Tuesday, December 3, 2013

What's Better In The News

  What's better with Lenin is that his mausoleum in Red Square is being over-shadowed by a huge Louis Vitton trunk. The giant trunk houses an exhibit of the company's luggage. Luggage that you can buy and is not forced on you by the State represents a liberty of the individual. As Lenin famously said, "Everything belongs to the State." No longer, Butcher. Communists are unhappy, saying that the trunk desecrates Lenin. Not true. Lenin is a desecration to humanity.
  What's better with the Senakuku Islands is that Obama did send two unarmed B-52s over the islands without filing a flight plan with Communist China as demanded. But Obama has asked domestic carriers to file flight plans. Didn't we learn at Munich that appeasement does not work but only reinforces the bully? Did we not predict such a thing would happen after the insane appeasement with the temporary nuclear agreement with Iran? The lamb calls the wolf. All over the world.
  What's better with working conditions in Bangladesh is that two private safety pacts have been put together "pledging" to invest in factory inspections and upgrades. Steep upgrades, we hope. Walmart is a signatory.

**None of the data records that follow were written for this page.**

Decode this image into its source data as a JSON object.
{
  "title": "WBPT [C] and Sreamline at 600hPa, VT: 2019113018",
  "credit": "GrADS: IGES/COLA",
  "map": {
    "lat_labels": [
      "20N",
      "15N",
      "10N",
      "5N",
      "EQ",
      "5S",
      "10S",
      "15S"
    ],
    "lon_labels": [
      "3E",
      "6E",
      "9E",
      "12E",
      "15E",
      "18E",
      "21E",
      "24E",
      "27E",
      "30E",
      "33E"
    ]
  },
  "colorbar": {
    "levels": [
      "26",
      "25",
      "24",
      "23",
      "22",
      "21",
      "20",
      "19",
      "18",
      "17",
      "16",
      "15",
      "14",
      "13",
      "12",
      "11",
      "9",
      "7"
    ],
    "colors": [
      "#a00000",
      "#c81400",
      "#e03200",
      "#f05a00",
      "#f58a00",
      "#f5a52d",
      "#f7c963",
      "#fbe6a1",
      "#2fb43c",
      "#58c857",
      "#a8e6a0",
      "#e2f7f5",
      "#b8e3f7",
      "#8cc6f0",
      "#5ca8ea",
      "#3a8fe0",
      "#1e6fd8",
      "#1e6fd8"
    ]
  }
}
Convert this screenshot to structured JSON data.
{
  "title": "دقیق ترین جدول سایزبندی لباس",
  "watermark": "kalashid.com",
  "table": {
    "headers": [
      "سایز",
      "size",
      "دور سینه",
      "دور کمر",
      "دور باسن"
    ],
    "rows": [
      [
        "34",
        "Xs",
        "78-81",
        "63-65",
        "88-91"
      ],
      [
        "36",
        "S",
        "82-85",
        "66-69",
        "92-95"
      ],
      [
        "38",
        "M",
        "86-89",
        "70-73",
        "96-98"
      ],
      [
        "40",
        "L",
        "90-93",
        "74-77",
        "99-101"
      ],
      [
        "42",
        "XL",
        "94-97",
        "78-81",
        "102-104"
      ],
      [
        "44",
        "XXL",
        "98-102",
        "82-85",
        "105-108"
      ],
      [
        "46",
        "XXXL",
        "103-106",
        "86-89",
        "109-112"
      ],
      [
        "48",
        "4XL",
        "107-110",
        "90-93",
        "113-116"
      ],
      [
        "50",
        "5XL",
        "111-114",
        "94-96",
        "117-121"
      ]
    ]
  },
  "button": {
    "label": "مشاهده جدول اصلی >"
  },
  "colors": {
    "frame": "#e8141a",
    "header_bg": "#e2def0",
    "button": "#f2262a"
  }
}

There are also three other groups- Walmart is included here too - that are trying to hone out a single, comprehensive inspection plan. Critics, with justification, see this as more fog saying that the safety risks in the factories are glaringly apparent to any intelligent, honest inspector. They state that what is needed is the government to give such inspectors the power to demand the factory owners make changes or face shutdowns. It remains to be seen what kind of safety plan, if any, the government will pass and enforce. One also wonders about the judicial system in Bangladesh. Can't parties on behalf of injured or killed factory workers sue the factory owners?Overall, this could be a very difficult situation in that you don't want factory workers injured or killed, and at the same time you don't want factory owners deciding that safety features are too expensive and choosing to move to a less demanding country. This leaves your workers jobless and maybe homeless and hungry.
These commentaries are based upon articles in the Wall Street Journal, America's most trustworthy national newspaper. Peter Nickerson - "I didn't go to Vietnam, so this is my way of serving my country."